Ali Luke is the author of ‘Lycopolis,’ a novel, and ‘Publishing E-Books for Dummies (Wiley, 2012). She runs a community/teaching site, Writers’ Huddle (www.writershuddle.com) with monthly seminars on different aspects of the craft and business of writing.

Comments

  1. Great tips, Ali!

    I love the way you broke it down into simple steps. I have a few big blogs that I love and I’ve been following for a while. I’ve wanted to pitch to them, but was never sure how to go about it. Thanks to your tips I know how to get started.

    • Thanks Elke! Best of luck with your pitches! The blogs you’ve been a fan of for a while are definitely the best ones to start with — you’ll know their content and audience well.

  2. Vickie says:

    Great post, Ali! Thanks for your helpful tips and you-can-do-it attitude!

  3. Thanks for the specifics. So many “instruction” posts don’t give enough specifics. Appreciate your ideas and tips. Will adjust for being a sci-fi writer and GO! Best to you!

  4. Great tips for writing guest posts! I get requests for blog posts from time to time on my women’s health blog and it is frustrating to get emails from people who obviously never read my blog. I get requests to post their blog posts on kitchen equipment, garlic supply stores, etc. The reason is because my blog is named Garlic & Lemons… I’m sure these are just SEO writers just looking for a place to dump a bunch of backlinks to their blog.

    So please, if you are going to write a guest blog post, take the time to read a few months of blog posts to get a feel for what the blog is actually about. Check out their writing style. Is it comedic? Is it filled with facts backed by research? Do they do interviews? Do you speak to a similar audience that will find value in your book? This is all important to deciding whether or not it is worth your time to write a guest post for any blog.

    • Thanks for those fantastic tips, Halona! I’m sure you’re right that you’re attracting a lot of SEO writers. (I know I get a fair few pitches from them too … it gets so you can spot them within the first sentence or two, doesn’t it?) I hope you get some great writers and long-time blog readers pitching you soon as well.

  5. Hello!
    Thank you dear for posting! You have some great in-sight. Have a great day!

  6. Thank you for this information which is broken down into easy to follow steps. I’m still learning about this virtual world of blogs, guest blogs, and virtual book tours!
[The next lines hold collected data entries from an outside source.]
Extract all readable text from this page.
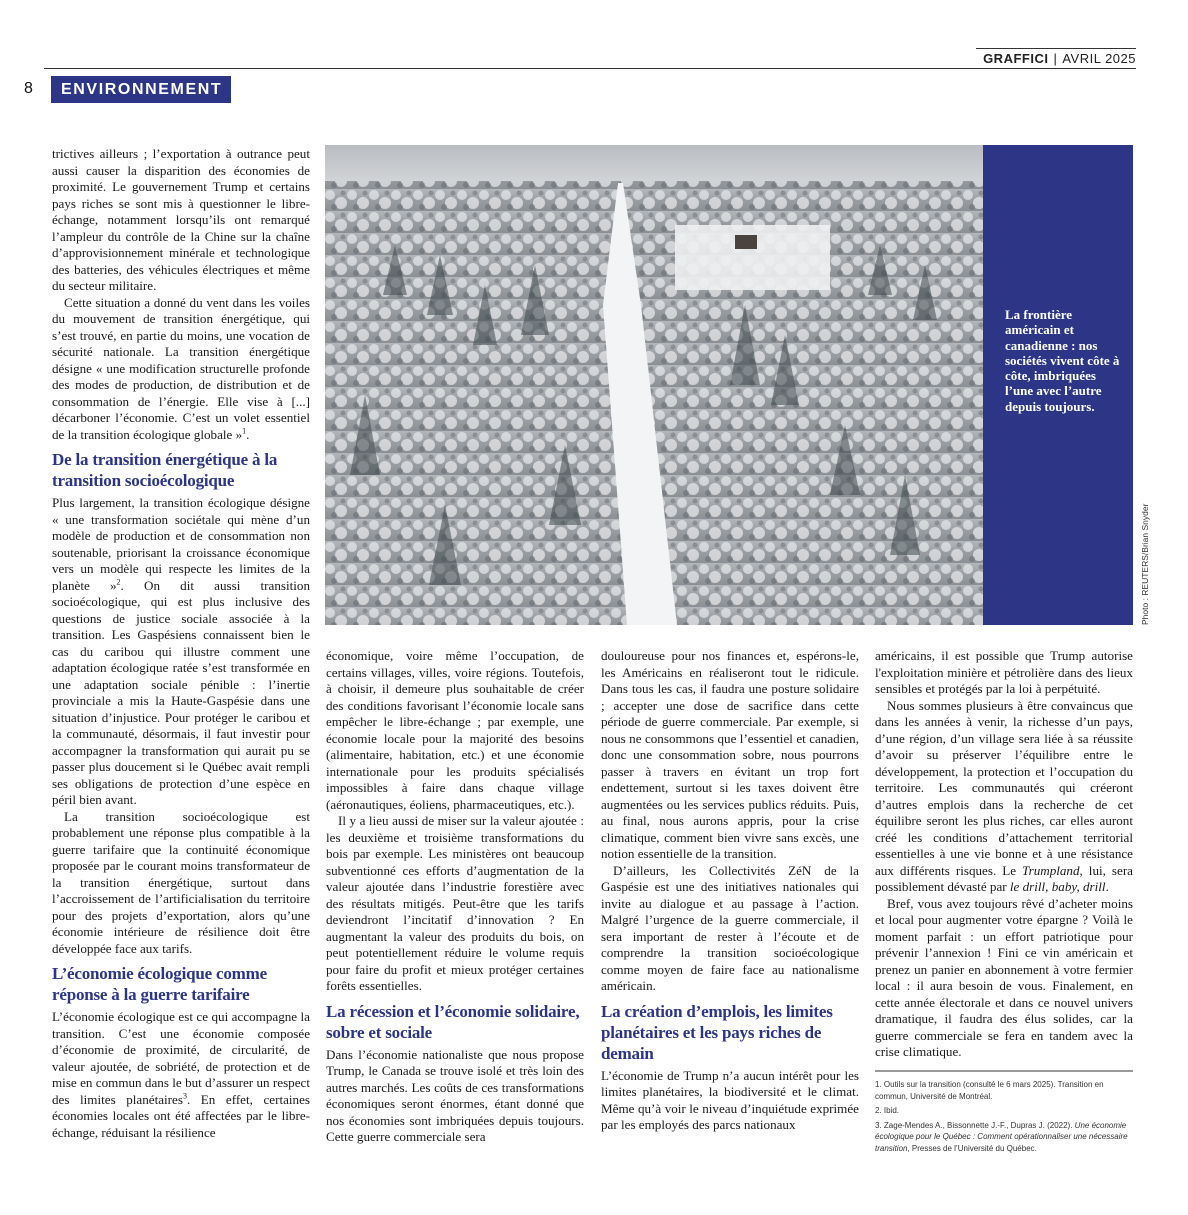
GRAFFICI | AVRIL 2025
8	ENVIRONNEMENT

trictives ailleurs ; l’exportation à outrance peut aussi causer la disparition des économies de proximité. Le gouvernement Trump et certains pays riches se sont mis à questionner le libre-échange, notamment lorsqu’ils ont remarqué l’ampleur du contrôle de la Chine sur la chaîne d’approvisionnement minérale et technologique des batteries, des véhicules électriques et même du secteur militaire.

Cette situation a donné du vent dans les voiles du mouvement de transition énergétique, qui s’est trouvé, en partie du moins, une vocation de sécurité nationale. La transition énergétique désigne « une modification structurelle profonde des modes de production, de distribution et de consommation de l’énergie. Elle vise à [...] décarboner l’économie. C’est un volet essentiel de la transition écologique globale »$^1$.

De la transition énergétique à la transition socioécologique

Plus largement, la transition écologique désigne « une transformation sociétale qui mène d’un modèle de production et de consommation non soutenable, priorisant la croissance économique vers un modèle qui respecte les limites de la planète »$^2$. On dit aussi transition socioécologique, qui est plus inclusive des questions de justice sociale associée à la transition. Les Gaspésiens connaissent bien le cas du caribou qui illustre comment une adaptation écologique ratée s’est transformée en une adaptation sociale pénible : l’inertie provinciale a mis la Haute-Gaspésie dans une situation d’injustice. Pour protéger le caribou et la communauté, désormais, il faut investir pour accompagner la transformation qui aurait pu se passer plus doucement si le Québec avait rempli ses obligations de protection d’une espèce en péril bien avant.

La transition socioécologique est probablement une réponse plus compatible à la guerre tarifaire que la continuité économique proposée par le courant moins transformateur de la transition énergétique, surtout dans l’accroissement de l’artificialisation du territoire pour des projets d’exportation, alors qu’une économie intérieure de résilience doit être développée face aux tarifs.

L’économie écologique comme réponse à la guerre tarifaire

L’économie écologique est ce qui accompagne la transition. C’est une économie composée d’économie de proximité, de circularité, de valeur ajoutée, de sobriété, de protection et de mise en commun dans le but d’assurer un respect des limites planétaires$^3$. En effet, certaines économies locales ont été affectées par le libre-échange, réduisant la résilience

La frontière américain et canadienne : nos sociétés vivent côte à côte, imbriquées l’une avec l’autre depuis toujours.
Photo : REUTERS/Brian Snyder

économique, voire même l’occupation, de certains villages, villes, voire régions. Toutefois, à choisir, il demeure plus souhaitable de créer des conditions favorisant l’économie locale sans empêcher le libre-échange ; par exemple, une économie locale pour la majorité des besoins (alimentaire, habitation, etc.) et une économie internationale pour les produits spécialisés impossibles à faire dans chaque village (aéronautiques, éoliens, pharmaceutiques, etc.).

Il y a lieu aussi de miser sur la valeur ajoutée : les deuxième et troisième transformations du bois par exemple. Les ministères ont beaucoup subventionné ces efforts d’augmentation de la valeur ajoutée dans l’industrie forestière avec des résultats mitigés. Peut-être que les tarifs deviendront l’incitatif d’innovation ? En augmentant la valeur des produits du bois, on peut potentiellement réduire le volume requis pour faire du profit et mieux protéger certaines forêts essentielles.

La récession et l’économie solidaire, sobre et sociale

Dans l’économie nationaliste que nous propose Trump, le Canada se trouve isolé et très loin des autres marchés. Les coûts de ces transformations économiques seront énormes, étant donné que nos économies sont imbriquées depuis toujours. Cette guerre commerciale sera

douloureuse pour nos finances et, espérons-le, les Américains en réaliseront tout le ridicule. Dans tous les cas, il faudra une posture solidaire ; accepter une dose de sacrifice dans cette période de guerre commerciale. Par exemple, si nous ne consommons que l’essentiel et canadien, donc une consommation sobre, nous pourrons passer à travers en évitant un trop fort endettement, surtout si les taxes doivent être augmentées ou les services publics réduits. Puis, au final, nous aurons appris, pour la crise climatique, comment bien vivre sans excès, une notion essentielle de la transition.

D’ailleurs, les Collectivités ZéN de la Gaspésie est une des initiatives nationales qui invite au dialogue et au passage à l’action. Malgré l’urgence de la guerre commerciale, il sera important de rester à l’écoute et de comprendre la transition socioécologique comme moyen de faire face au nationalisme américain.

La création d’emplois, les limites planétaires et les pays riches de demain

L’économie de Trump n’a aucun intérêt pour les limites planétaires, la biodiversité et le climat. Même qu’à voir le niveau d’inquiétude exprimée par les employés des parcs nationaux

américains, il est possible que Trump autorise l'exploitation minière et pétrolière dans des lieux sensibles et protégés par la loi à perpétuité.

Nous sommes plusieurs à être convaincus que dans les années à venir, la richesse d’un pays, d’une région, d’un village sera liée à sa réussite d’avoir su préserver l’équilibre entre le développement, la protection et l’occupation du territoire. Les communautés qui créeront d’autres emplois dans la recherche de cet équilibre seront les plus riches, car elles auront créé les conditions d’attachement territorial essentielles à une vie bonne et à une résistance aux différents risques. Le Trumpland, lui, sera possiblement dévasté par le drill, baby, drill.

Bref, vous avez toujours rêvé d’acheter moins et local pour augmenter votre épargne ? Voilà le moment parfait : un effort patriotique pour prévenir l’annexion ! Fini ce vin américain et prenez un panier en abonnement à votre fermier local : il aura besoin de vous. Finalement, en cette année électorale et dans ce nouvel univers dramatique, il faudra des élus solides, car la guerre commerciale se fera en tandem avec la crise climatique.

1. Outils sur la transition (consulté le 6 mars 2025). Transition en commun, Université de Montréal.
2. Ibid.
3. Zage-Mendes A., Bissonnette J.-F., Dupras J. (2022). Une économie écologique pour le Québec : Comment opérationnaliser une nécessaire transition, Presses de l’Université du Québec.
I need to move forward with the next steps and you’ve given me a load of help!

  7. Hello Ali,

    You provided some very detail information on how to guest blog for a big name that blogs in my subject area. Having the “How” information makes the process much easier.

    Thank you.

  8. Peg Hubbard says:

    Ali,

    Thank you for such clear and detailed advice! Guest blogging is definitely one of my next endeavors, and now I feel more confident about it. I really like your hot tip — taking the next step. I find that is where so many people get stuck, in whatever it is they are doing that is new to them. It’s a good reminder to now slow down on the learning and take the next step into effectively using all I’ve learned to successfully build a business with my book!

    • Thanks Peg! I know plenty about getting stuck… I really like David Allen’s advice in “Getting Things Done” to constantly ask yourself “What’s the next action?” to keep projects moving forward.

  9. Great post. Thank you. My trouble is that I have been reading the blogs I like, and not ones that my audience likes, so I will have to do some research in the coming months. I would love to have a VBT before the Toronto International Book Fair.
    I will save up your tips, as well as Halona’s.

    Cheers!

    • Thanks Mili! I think reading new blogs is one of the most fun forms of research. 🙂

  10. Gudrun says:

    Hi Ali, thanks for your great tips. There is so much wisdom in this group, it’s a joy to be part of it.